The haptic sensations felt when interacting with physical objects create a rich and varied impression of the objects and their environment. The human sense of touch excels at sensing and interpreting these haptic cues, even when the object is felt through an intermediary tool instead of directly with a bare finger. Dragging, pressing, and tapping a tool on the object allow you to sense the object's roughness, slipperiness, and hardness as a combination of vibrations and forces. Unfortunately, the richness of these interaction cues is missing from many virtual environments, leading to a less satisfying and immersive experience. However, we can create the perceptual illusion of touching a real object by displaying the appropriate haptic signals during virtual interactions. This talk presents my work in creating haptic models of textured surfaces from acceleration, force, and speed data recorded during physical interactions. I will discuss the two haptic rendering systems I have created for displaying virtual surfaces using these models.
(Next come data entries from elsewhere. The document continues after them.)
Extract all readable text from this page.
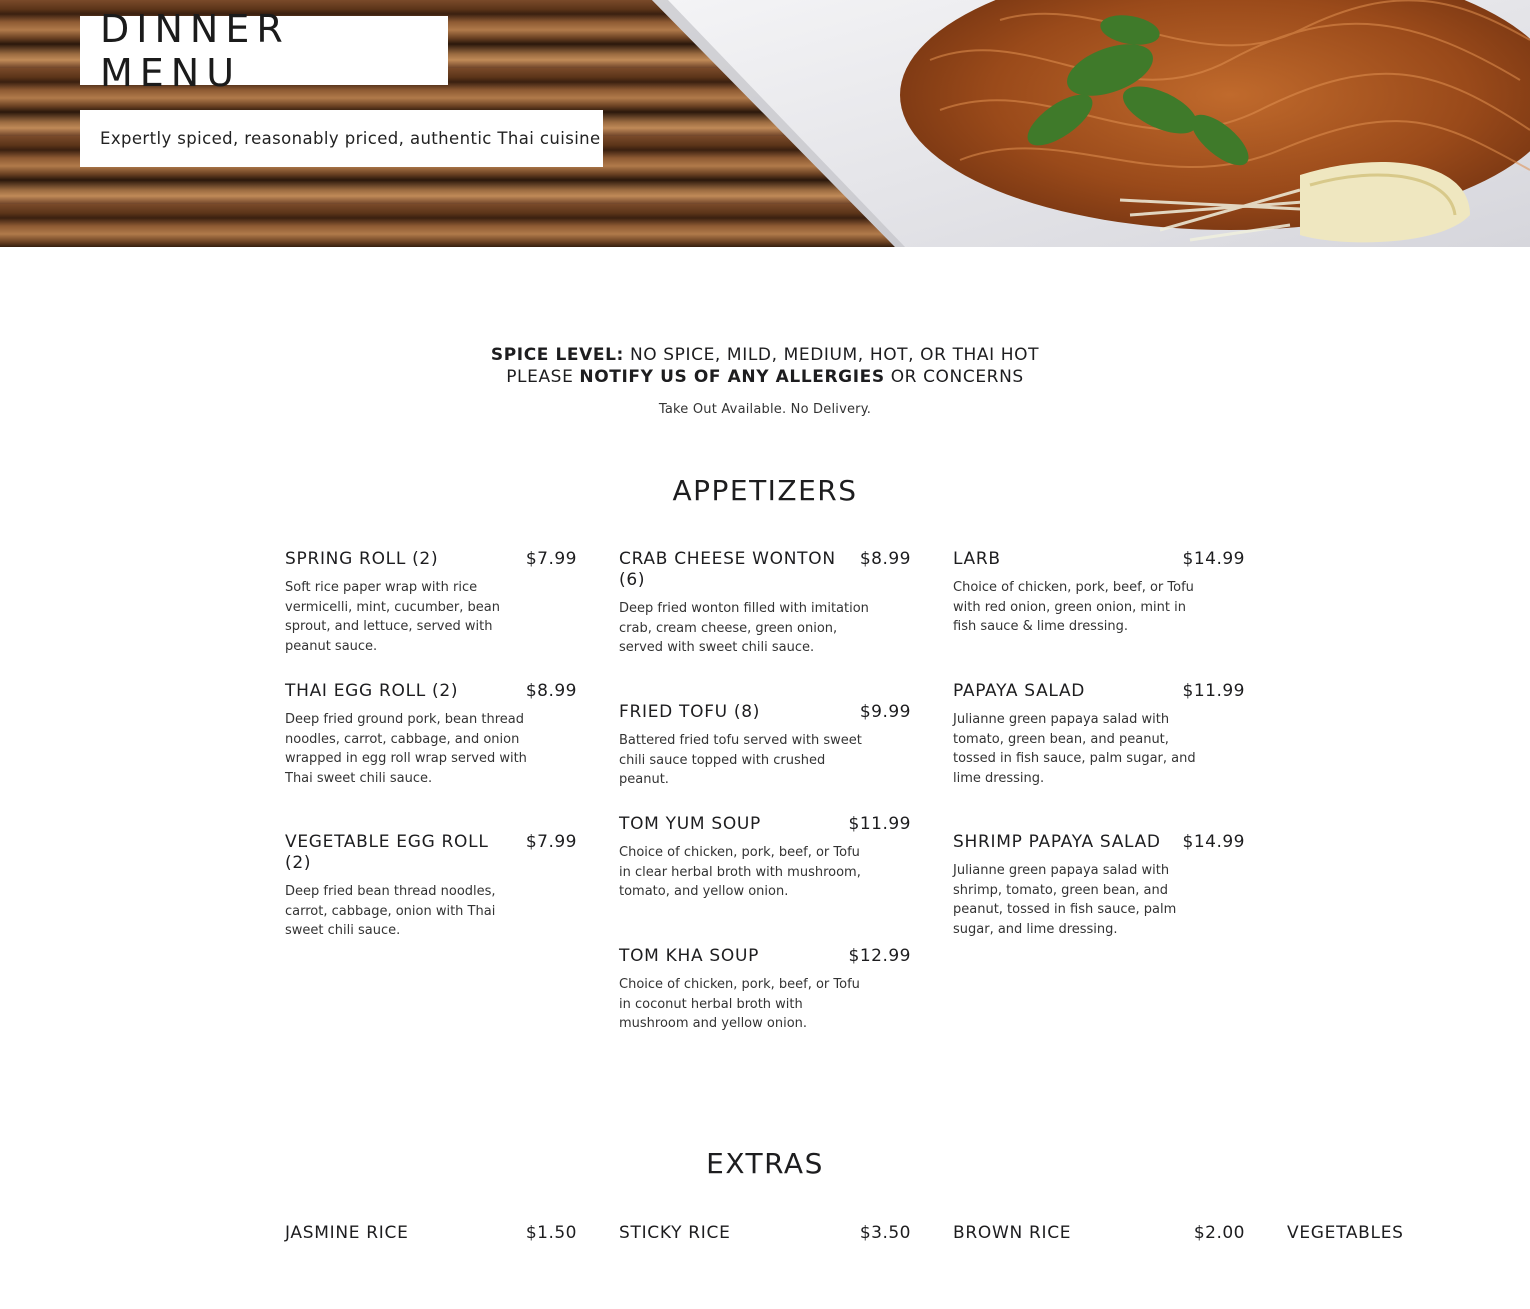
DINNER MENU
Expertly spiced, reasonably priced, authentic Thai cuisine
SPICE LEVEL: NO SPICE, MILD, MEDIUM, HOT, OR THAI HOT
PLEASE NOTIFY US OF ANY ALLERGIES OR CONCERNS
Take Out Available. No Delivery.
APPETIZERS
SPRING ROLL (2)	$7.99
Soft rice paper wrap with rice vermicelli, mint, cucumber, bean sprout, and lettuce, served with peanut sauce.
THAI EGG ROLL (2)	$8.99
Deep fried ground pork, bean thread noodles, carrot, cabbage, and onion wrapped in egg roll wrap served with Thai sweet chili sauce.
VEGETABLE EGG ROLL (2)
$7.99
Deep fried bean thread noodles, carrot, cabbage, onion with Thai sweet chili sauce.
CRAB CHEESE WONTON (6)
$8.99
Deep fried wonton filled with imitation crab, cream cheese, green onion, served with sweet chili sauce.
FRIED TOFU (8)	$9.99
Battered fried tofu served with sweet chili sauce topped with crushed peanut.
TOM YUM SOUP	$11.99
Choice of chicken, pork, beef, or Tofu in clear herbal broth with mushroom, tomato, and yellow onion.
TOM KHA SOUP	$12.99
Choice of chicken, pork, beef, or Tofu in coconut herbal broth with mushroom and yellow onion.
LARB	$14.99
Choice of chicken, pork, beef, or Tofu with red onion, green onion, mint in fish sauce & lime dressing.
PAPAYA SALAD	$11.99
Julianne green papaya salad with tomato, green bean, and peanut, tossed in fish sauce, palm sugar, and lime dressing.
SHRIMP PAPAYA SALAD $14.99
Julianne green papaya salad with shrimp, tomato, green bean, and peanut, tossed in fish sauce, palm sugar, and lime dressing.
EXTRAS
JASMINE RICE	$1.50 STICKY RICE	$3.50 BROWN RICE	$2.00 VEGETABLES
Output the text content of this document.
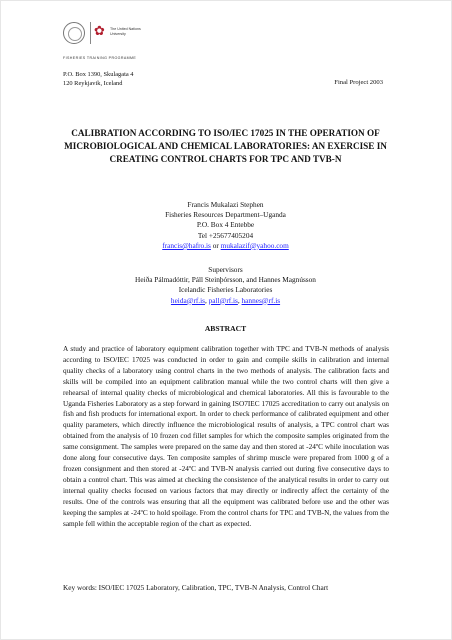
✿ The United Nations
University
FISHERIES TRAINING PROGRAMME
P.O. Box 1390, Skulagata 4
120 Reykjavik, Iceland	Final Project 2003
CALIBRATION ACCORDING TO ISO/IEC 17025 IN THE OPERATION OF MICROBIOLOGICAL AND CHEMICAL LABORATORIES: AN EXERCISE IN CREATING CONTROL CHARTS FOR TPC AND TVB-N
Francis Mukalazi Stephen
Fisheries Resources Department–Uganda
P.O. Box 4 Entebbe
Tel +25677405204
francis@hafro.is or mukalazif@yahoo.com
Supervisors
Heiða Pálmadóttir, Páll Steinþórsson, and Hannes Magnússon
Icelandic Fisheries Laboratories
heida@rf.is, pall@rf.is, hannes@rf.is
ABSTRACT
A study and practice of laboratory equipment calibration together with TPC and TVB-N methods of analysis according to ISO/IEC 17025 was conducted in order to gain and compile skills in calibration and internal quality checks of a laboratory using control charts in the two methods of analysis. The calibration facts and skills will be compiled into an equipment calibration manual while the two control charts will then give a rehearsal of internal quality checks of microbiological and chemical laboratories. All this is favourable to the Uganda Fisheries Laboratory as a step forward in gaining ISO7IEC 17025 accreditation to carry out analysis on fish and fish products for international export. In order to check performance of calibrated equipment and other quality parameters, which directly influence the microbiological results of analysis, a TPC control chart was obtained from the analysis of 10 frozen cod fillet samples for which the composite samples originated from the same consignment. The samples were prepared on the same day and then stored at -24ºC while inoculation was done along four consecutive days. Ten composite samples of shrimp muscle were prepared from 1000 g of a frozen consignment and then stored at -24ºC and TVB-N analysis carried out during five consecutive days to obtain a control chart. This was aimed at checking the consistence of the analytical results in order to carry out internal quality checks focused on various factors that may directly or indirectly affect the certainty of the results. One of the controls was ensuring that all the equipment was calibrated before use and the other was keeping the samples at -24ºC to hold spoilage. From the control charts for TPC and TVB-N, the values from the sample fell within the acceptable region of the chart as expected.
Key words: ISO/IEC 17025 Laboratory, Calibration, TPC, TVB-N Analysis, Control Chart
An evaluation of these systems has shown that we have created the most realistic haptic surfaces to date.

Amin Rahimian (ESE)

Learning without Recall

People exchange beliefs in social networks to benefit from each other's opinions and private information
in trying to learn an unknown state of the world. Beliefs about the unknown are mathematically modelled as probability distributions over the set of finitely many possibilities, and the refinement of beliefs with new observations is therefore understood as an update from one probability distribution to another. The rational (optimal) approach to this problem of social learning is for each agent to successively apply the Bayes' rule to her entire history of observations. However, it is well known that repeated applications of Bayes' rule in networks become computationally intractable, since the rational agent would need to make very complicated inferences about the possible sources of her observations. This motivates the "Learning without Recall" model of belief propagation, which we consider in this talk. In this model, although agents behave rationally, they do not recall their history of past observations. We analyze the evolution of beliefs amongst these so-called "Rational but Memoryless" agents and show that they can still learn the truth by relying on each other’s observations; provided that as time evolves they put less and less weight on their neighbouring beliefs - eventually learning the truth, but in isolation.



Sarah Tang (MEAM)

Planning for Aggressive Maneuvering of a Quadrotor with a Cable-Suspended Load

Unmanned aerial vehicles (UAVs), in particular quadrotors, have emerged as popular platforms for both research institutions and startup companies. We are interested in using quadrotors for autonomous payload transportation. Past research in this area has focused solely on stabilization of the load and minimization of the load swing while traversing trajectories, severely limiting the system's range of motion. This prohibits the use of autonomous quadrotors for many tasks completed by skilled helicopter pilots today, such as Christmas tree harvesting and the extinguishing of large forest fires. Unlike previous works, our models allow for complex interactions with the load, such as load pick-ups and releases and even small periods of zero cable tension where the load temporarily undergoes free-fall before being “caught" again by the quadrotor. My talk will discuss our techniques for designing these types of maneuvers to navigate a quadrotor with a cable-suspended payload through known obstacle-filled environments

Come cheer on your peers and vote for your favorite talk (the audience favorite prize is worth $100 and will be determined at the end of the session). After the talks, stay for the happy hour and network with the judging panel (engineering professors), as well as the presenters and fellow engineering graduate students. The happy hour portion of this event is for students who are 21+.